Dortmund will weiter offensiv rechtsextremistische Umtriebe bekämpfen
Dortmund ist – nach Rostock und München – die dritte Station der Gedenkreise für die Familien. Möglich wird sie durch eine finanzielle Unterstützung Thüringens.
OB Ullrich Sierau bekräftigte vor dem ehemaligen Kiosk, dass die Stadt Dortmund alles tun werde, die Erinnerung und das Gedenken an einen aufrichtigen Bürger, einen guten Ehemann und Vater aufrecht zu halten.
Außerdem machte er eindrücklich deutlich, dass Mehmet Kubasik, seine Familie, aber auch die anderen Opfer und ihre Familien, zu Deutschland gehören.
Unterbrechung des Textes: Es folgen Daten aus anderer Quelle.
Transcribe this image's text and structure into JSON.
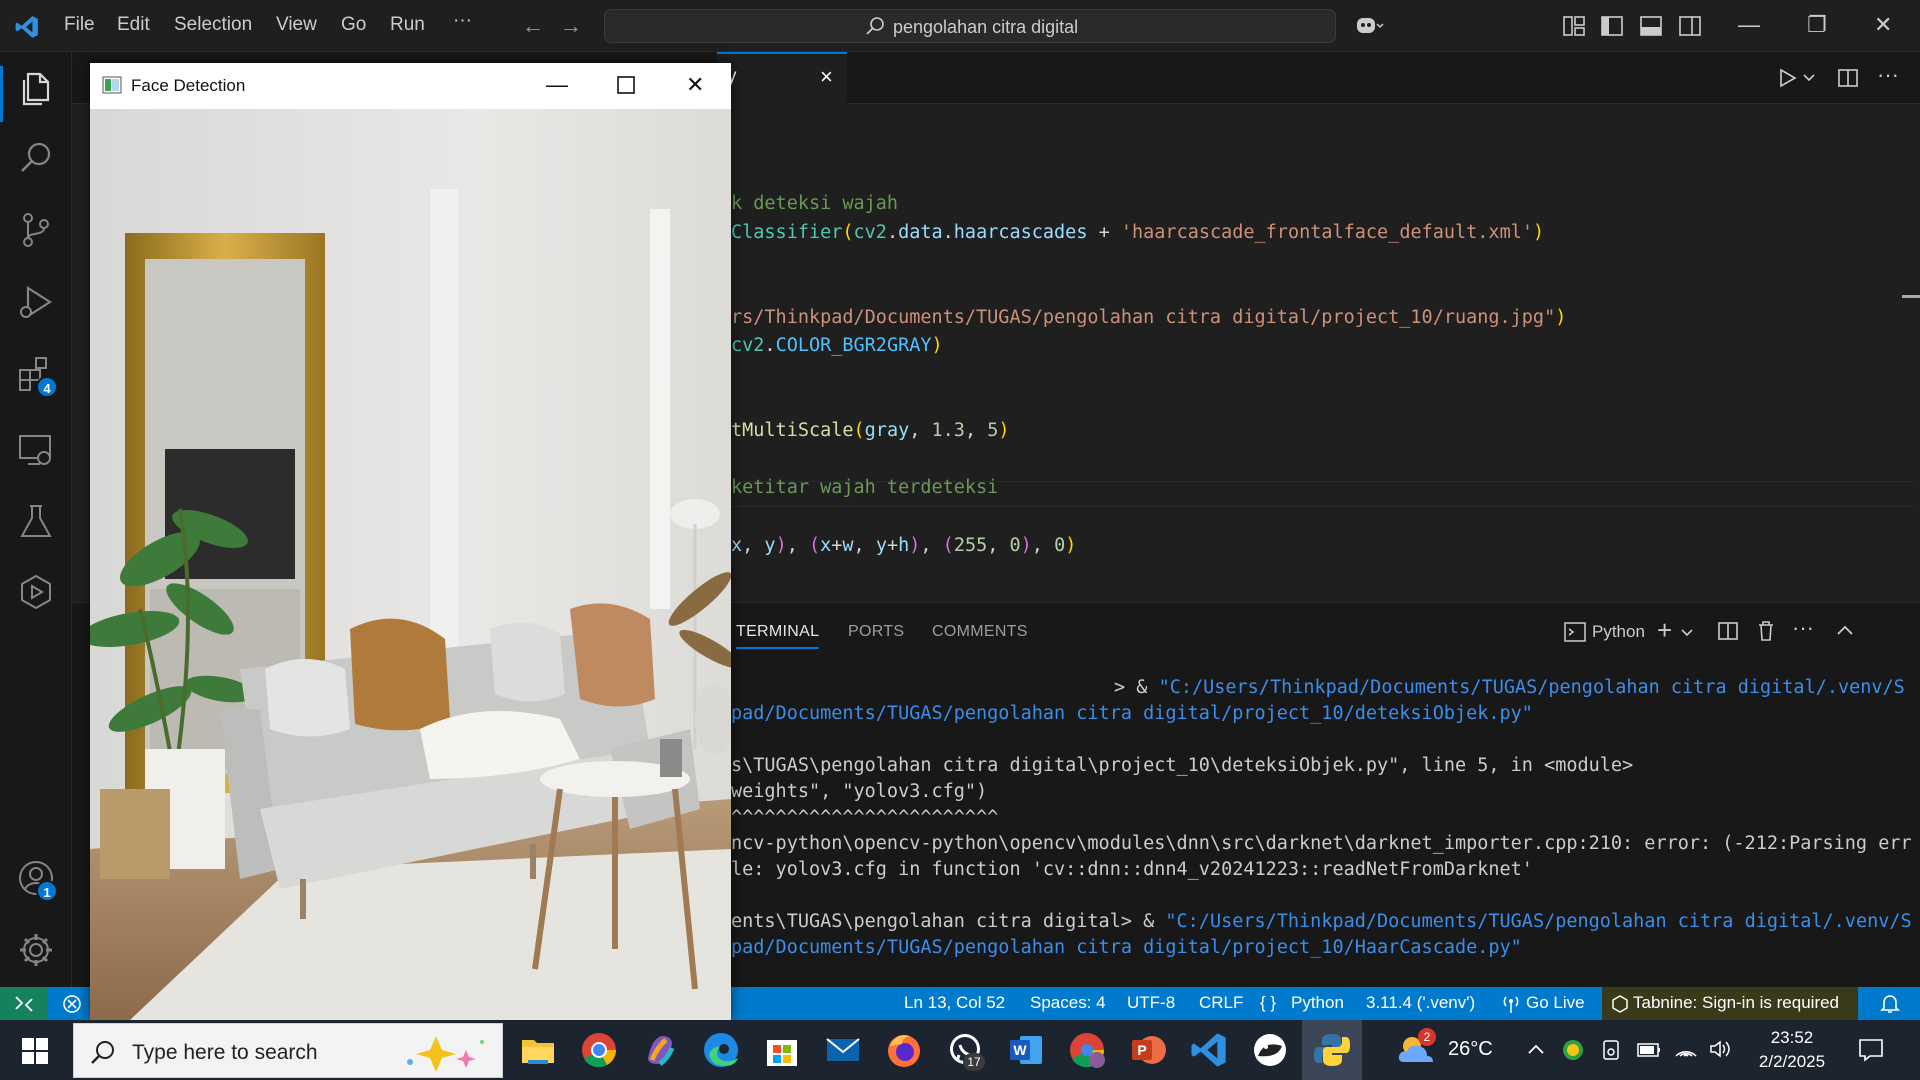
{
  "titlebar": {
    "menu": [
      "File",
      "Edit",
      "Selection",
      "View",
      "Go",
      "Run",
      "···"
    ],
    "command_center": "pengolahan citra digital"
  },
  "activity_bar": {
    "icons": [
      "explorer-icon",
      "search-icon",
      "source-control-icon",
      "run-debug-icon",
      "extensions-icon",
      "remote-explorer-icon",
      "testing-icon",
      "deployment-icon",
      "accounts-icon",
      "manage-gear-icon"
    ],
    "extensions_badge": "4",
    "accounts_badge": "1"
  },
  "editor": {
    "tab_label": "y",
    "tab_close": "×",
    "code_lines": [
      {
        "tokens": [
          {
            "t": "k deteksi wajah",
            "c": "tok-comment"
          }
        ]
      },
      {
        "tokens": [
          {
            "t": "Classifier",
            "c": "tok-cls"
          },
          {
            "t": "(",
            "c": "tok-p1"
          },
          {
            "t": "cv2",
            "c": "tok-cls"
          },
          {
            "t": ".",
            "c": "tok-txt"
          },
          {
            "t": "data",
            "c": "tok-var"
          },
          {
            "t": ".",
            "c": "tok-txt"
          },
          {
            "t": "haarcascades",
            "c": "tok-var"
          },
          {
            "t": " + ",
            "c": "tok-txt"
          },
          {
            "t": "'haarcascade_frontalface_default.xml'",
            "c": "tok-str"
          },
          {
            "t": ")",
            "c": "tok-p1"
          }
        ]
      },
      {
        "tokens": [
          {
            "t": "rs/Thinkpad/Documents/TUGAS/pengolahan citra digital/project_10/ruang.jpg\"",
            "c": "tok-str"
          },
          {
            "t": ")",
            "c": "tok-p1"
          }
        ]
      },
      {
        "tokens": [
          {
            "t": "cv2",
            "c": "tok-cls"
          },
          {
            "t": ".",
            "c": "tok-txt"
          },
          {
            "t": "COLOR_BGR2GRAY",
            "c": "tok-const"
          },
          {
            "t": ")",
            "c": "tok-p1"
          }
        ]
      },
      {
        "tokens": [
          {
            "t": "tMultiScale",
            "c": "tok-fn"
          },
          {
            "t": "(",
            "c": "tok-p1"
          },
          {
            "t": "gray",
            "c": "tok-var"
          },
          {
            "t": ", ",
            "c": "tok-txt"
          },
          {
            "t": "1.3",
            "c": "tok-num"
          },
          {
            "t": ", ",
            "c": "tok-txt"
          },
          {
            "t": "5",
            "c": "tok-num"
          },
          {
            "t": ")",
            "c": "tok-p1"
          }
        ]
      },
      {
        "tokens": [
          {
            "t": "ketitar wajah terdeteksi",
            "c": "tok-comment"
          }
        ]
      },
      {
        "tokens": [
          {
            "t": "x",
            "c": "tok-var"
          },
          {
            "t": ", ",
            "c": "tok-txt"
          },
          {
            "t": "y",
            "c": "tok-var"
          },
          {
            "t": ")",
            "c": "tok-p2"
          },
          {
            "t": ", ",
            "c": "tok-txt"
          },
          {
            "t": "(",
            "c": "tok-p2"
          },
          {
            "t": "x",
            "c": "tok-var"
          },
          {
            "t": "+",
            "c": "tok-txt"
          },
          {
            "t": "w",
            "c": "tok-var"
          },
          {
            "t": ", ",
            "c": "tok-txt"
          },
          {
            "t": "y",
            "c": "tok-var"
          },
          {
            "t": "+",
            "c": "tok-txt"
          },
          {
            "t": "h",
            "c": "tok-var"
          },
          {
            "t": ")",
            "c": "tok-p2"
          },
          {
            "t": ", ",
            "c": "tok-txt"
          },
          {
            "t": "(",
            "c": "tok-p2"
          },
          {
            "t": "255",
            "c": "tok-num"
          },
          {
            "t": ", ",
            "c": "tok-txt"
          },
          {
            "t": "0",
            "c": "tok-num"
          },
          {
            "t": ")",
            "c": "tok-p2"
          },
          {
            "t": ", ",
            "c": "tok-txt"
          },
          {
            "t": "0",
            "c": "tok-num"
          },
          {
            "t": ")",
            "c": "tok-p1"
          }
        ]
      }
    ]
  },
  "panel": {
    "tabs": [
      "TERMINAL",
      "PORTS",
      "COMMENTS"
    ],
    "terminal_profile": "Python",
    "terminal_lines": [
      [
        {
          "t": "> & ",
          "c": ""
        },
        {
          "t": "\"C:/Users/Thinkpad/Documents/TUGAS/pengolahan citra digital/.venv/S",
          "c": "term-path"
        }
      ],
      [
        {
          "t": "pad/Documents/TUGAS/pengolahan citra digital/project_10/deteksiObjek.py\"",
          "c": "term-path"
        }
      ],
      [
        {
          "t": "s\\TUGAS\\pengolahan citra digital\\project_10\\deteksiObjek.py\", line 5, in <module>",
          "c": ""
        }
      ],
      [
        {
          "t": "weights\", \"yolov3.cfg\")",
          "c": ""
        }
      ],
      [
        {
          "t": "^^^^^^^^^^^^^^^^^^^^^^^^",
          "c": ""
        }
      ],
      [
        {
          "t": "ncv-python\\opencv-python\\opencv\\modules\\dnn\\src\\darknet\\darknet_importer.cpp:210: error: (-212:Parsing err",
          "c": ""
        }
      ],
      [
        {
          "t": "le: yolov3.cfg in function 'cv::dnn::dnn4_v20241223::readNetFromDarknet'",
          "c": ""
        }
      ],
      [
        {
          "t": "ents\\TUGAS\\pengolahan citra digital> & ",
          "c": ""
        },
        {
          "t": "\"C:/Users/Thinkpad/Documents/TUGAS/pengolahan citra digital/.venv/S",
          "c": "term-path"
        }
      ],
      [
        {
          "t": "pad/Documents/TUGAS/pengolahan citra digital/project_10/HaarCascade.py\"",
          "c": "term-path"
        }
      ]
    ]
  },
  "statusbar": {
    "position": "Ln 13, Col 52",
    "spaces": "Spaces: 4",
    "encoding": "UTF-8",
    "eol": "CRLF",
    "language": "Python",
    "interpreter": "3.11.4 ('.venv')",
    "go_live": "Go Live",
    "tabnine": "Tabnine: Sign-in is required"
  },
  "face_window": {
    "title": "Face Detection"
  },
  "taskbar": {
    "search_placeholder": "Type here to search",
    "apps": [
      "file-explorer-icon",
      "chrome-icon",
      "copilot-icon",
      "edge-icon",
      "microsoft-store-icon",
      "mail-icon",
      "firefox-icon",
      "whatsapp-icon",
      "word-icon",
      "chrome-profile-icon",
      "powerpoint-icon",
      "vscode-icon",
      "game-icon",
      "python-icon"
    ],
    "whatsapp_badge": "17",
    "weather_badge": "2",
    "temperature": "26°C",
    "time": "23:52",
    "date": "2/2/2025"
  }
}
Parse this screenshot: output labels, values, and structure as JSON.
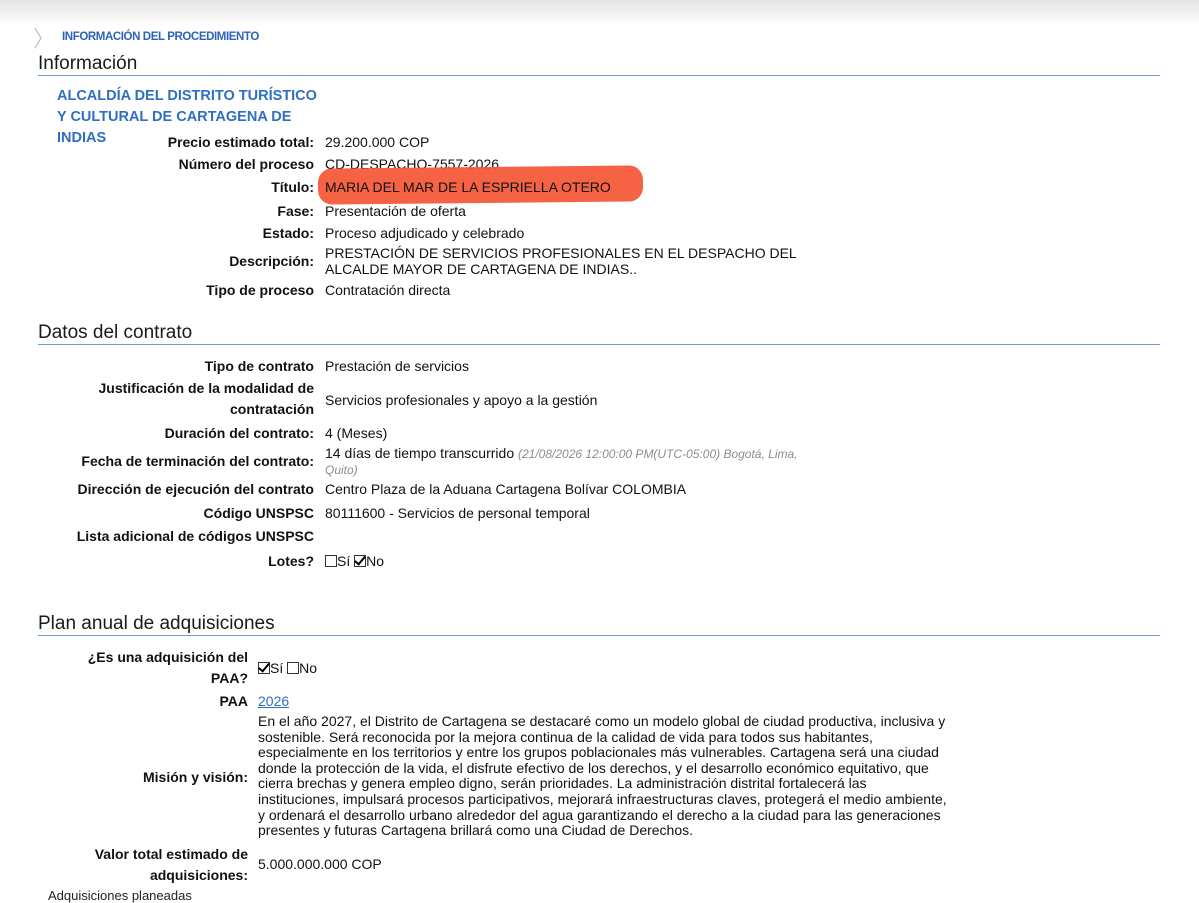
{
  "breadcrumb": "INFORMACIÓN DEL PROCEDIMIENTO",
  "sections": {
    "informacion": "Información",
    "datos_contrato": "Datos del contrato",
    "plan_anual": "Plan anual de adquisiciones"
  },
  "entity": "ALCALDÍA DEL DISTRITO TURÍSTICO Y CULTURAL DE CARTAGENA DE INDIAS",
  "info": {
    "precio_label": "Precio estimado total:",
    "precio_value": "29.200.000 COP",
    "numero_label": "Número del proceso",
    "numero_value": "CD-DESPACHO-7557-2026",
    "titulo_label": "Título:",
    "titulo_value": "MARIA DEL MAR DE LA ESPRIELLA OTERO",
    "fase_label": "Fase:",
    "fase_value": "Presentación de oferta",
    "estado_label": "Estado:",
    "estado_value": "Proceso adjudicado y celebrado",
    "descripcion_label": "Descripción:",
    "descripcion_line1": "PRESTACIÓN DE SERVICIOS PROFESIONALES EN EL DESPACHO DEL",
    "descripcion_line2": "ALCALDE MAYOR DE CARTAGENA DE INDIAS..",
    "tipo_proceso_label": "Tipo de proceso",
    "tipo_proceso_value": "Contratación directa"
  },
  "contrato": {
    "tipo_label": "Tipo de contrato",
    "tipo_value": "Prestación de servicios",
    "justificacion_label_1": "Justificación de la modalidad de",
    "justificacion_label_2": "contratación",
    "justificacion_value": "Servicios profesionales y apoyo a la gestión",
    "duracion_label": "Duración del contrato:",
    "duracion_value": "4 (Meses)",
    "fecha_label": "Fecha de terminación del contrato:",
    "fecha_value": "14 días de tiempo transcurrido",
    "fecha_note_1": "(21/08/2026 12:00:00 PM(UTC-05:00) Bogotá, Lima,",
    "fecha_note_2": "Quito)",
    "direccion_label": "Dirección de ejecución del contrato",
    "direccion_value": "Centro Plaza de la Aduana Cartagena Bolívar COLOMBIA",
    "unspsc_label": "Código UNSPSC",
    "unspsc_value": "80111600 - Servicios de personal temporal",
    "lista_label": "Lista adicional de códigos UNSPSC",
    "lotes_label": "Lotes?",
    "lotes_si": "Sí",
    "lotes_no": "No",
    "lotes_selected": "No"
  },
  "plan": {
    "paa_q_label_1": "¿Es una adquisición del",
    "paa_q_label_2": "PAA?",
    "paa_si": "Sí",
    "paa_no": "No",
    "paa_selected": "Sí",
    "paa_label": "PAA",
    "paa_link": "2026",
    "mision_label": "Misión y visión:",
    "mision_text": "En el año 2027, el Distrito de Cartagena se destacaré como un modelo global de ciudad productiva, inclusiva y sostenible. Será reconocida por la mejora continua de la calidad de vida para todos sus habitantes, especialmente en los territorios y entre los grupos poblacionales más vulnerables. Cartagena será una ciudad donde la protección de la vida, el disfrute efectivo de los derechos, y el desarrollo económico equitativo, que cierra brechas y genera empleo digno, serán prioridades. La administración distrital fortalecerá las instituciones, impulsará procesos participativos, mejorará infraestructuras claves, protegerá el medio ambiente, y ordenará el desarrollo urbano alrededor del agua garantizando el derecho a la ciudad para las generaciones presentes y futuras Cartagena brillará como una Ciudad de Derechos.",
    "valor_label_1": "Valor total estimado de",
    "valor_label_2": "adquisiciones:",
    "valor_value": "5.000.000.000 COP",
    "adquisiciones_label": "Adquisiciones planeadas"
  },
  "colors": {
    "link": "#2e6fc2",
    "rule": "#6f9fd2",
    "highlight": "#f45a3a"
  }
}
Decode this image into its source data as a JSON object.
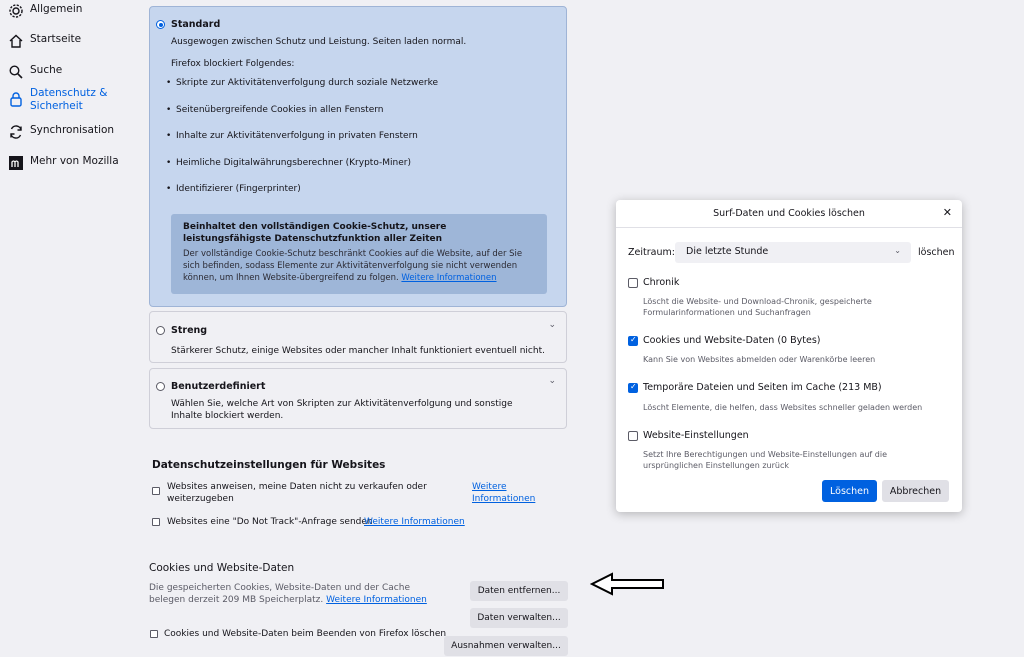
{
  "sidebar": {
    "items": [
      {
        "label": "Allgemein"
      },
      {
        "label": "Startseite"
      },
      {
        "label": "Suche"
      },
      {
        "label": "Datenschutz & Sicherheit"
      },
      {
        "label": "Synchronisation"
      },
      {
        "label": "Mehr von Mozilla"
      }
    ]
  },
  "tracking": {
    "standard": {
      "title": "Standard",
      "desc": "Ausgewogen zwischen Schutz und Leistung. Seiten laden normal.",
      "blocks_heading": "Firefox blockiert Folgendes:",
      "bullets": [
        "Skripte zur Aktivitätenverfolgung durch soziale Netzwerke",
        "Seitenübergreifende Cookies in allen Fenstern",
        "Inhalte zur Aktivitätenverfolgung in privaten Fenstern",
        "Heimliche Digitalwährungsberechner (Krypto-Miner)",
        "Identifizierer (Fingerprinter)"
      ],
      "info_heading": "Beinhaltet den vollständigen Cookie-Schutz, unsere leistungsfähigste Datenschutzfunktion aller Zeiten",
      "info_text": "Der vollständige Cookie-Schutz beschränkt Cookies auf die Website, auf der Sie sich befinden, sodass Elemente zur Aktivitätenverfolgung sie nicht verwenden können, um Ihnen Website-übergreifend zu folgen.",
      "info_link": "Weitere Informationen"
    },
    "strict": {
      "title": "Streng",
      "desc": "Stärkerer Schutz, einige Websites oder mancher Inhalt funktioniert eventuell nicht."
    },
    "custom": {
      "title": "Benutzerdefiniert",
      "desc": "Wählen Sie, welche Art von Skripten zur Aktivitätenverfolgung und sonstige Inhalte blockiert werden."
    }
  },
  "website_privacy": {
    "heading": "Datenschutzeinstellungen für Websites",
    "gpc_label": "Websites anweisen, meine Daten nicht zu verkaufen oder weiterzugeben",
    "gpc_link": "Weitere Informationen",
    "dnt_label": "Websites eine \"Do Not Track\"-Anfrage senden",
    "dnt_link": "Weitere Informationen"
  },
  "cookies": {
    "heading": "Cookies und Website-Daten",
    "desc": "Die gespeicherten Cookies, Website-Daten und der Cache belegen derzeit 209 MB Speicherplatz.",
    "link": "Weitere Informationen",
    "clear_button": "Daten entfernen...",
    "manage_button": "Daten verwalten...",
    "exceptions_button": "Ausnahmen verwalten...",
    "delete_on_close": "Cookies und Website-Daten beim Beenden von Firefox löschen"
  },
  "dialog": {
    "title": "Surf-Daten und Cookies löschen",
    "range_label": "Zeitraum:",
    "range_value": "Die letzte Stunde",
    "range_suffix": "löschen",
    "items": [
      {
        "label": "Chronik",
        "desc": "Löscht die Website- und Download-Chronik, gespeicherte Formularinformationen und Suchanfragen",
        "checked": false
      },
      {
        "label": "Cookies und Website-Daten (0 Bytes)",
        "desc": "Kann Sie von Websites abmelden oder Warenkörbe leeren",
        "checked": true
      },
      {
        "label": "Temporäre Dateien und Seiten im Cache (213 MB)",
        "desc": "Löscht Elemente, die helfen, dass Websites schneller geladen werden",
        "checked": true
      },
      {
        "label": "Website-Einstellungen",
        "desc": "Setzt Ihre Berechtigungen und Website-Einstellungen auf die ursprünglichen Einstellungen zurück",
        "checked": false
      }
    ],
    "confirm_button": "Löschen",
    "cancel_button": "Abbrechen"
  },
  "colors": {
    "accent": "#0061e0",
    "selected_card": "#c6d6ee",
    "info_box": "#9eb6d8"
  }
}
„Mehmet Kubasik war einer von uns“, so Sierau. Der Umgang der Behörden und die Kriminalisierung der Familien hätten uns alle tief beschämt. Umso entschlossener müssten rechtsextreme Umtriebe bekämpft werden. Er versprach den Opfern, dass dies in Dortmund weiter gemeinsam passiere.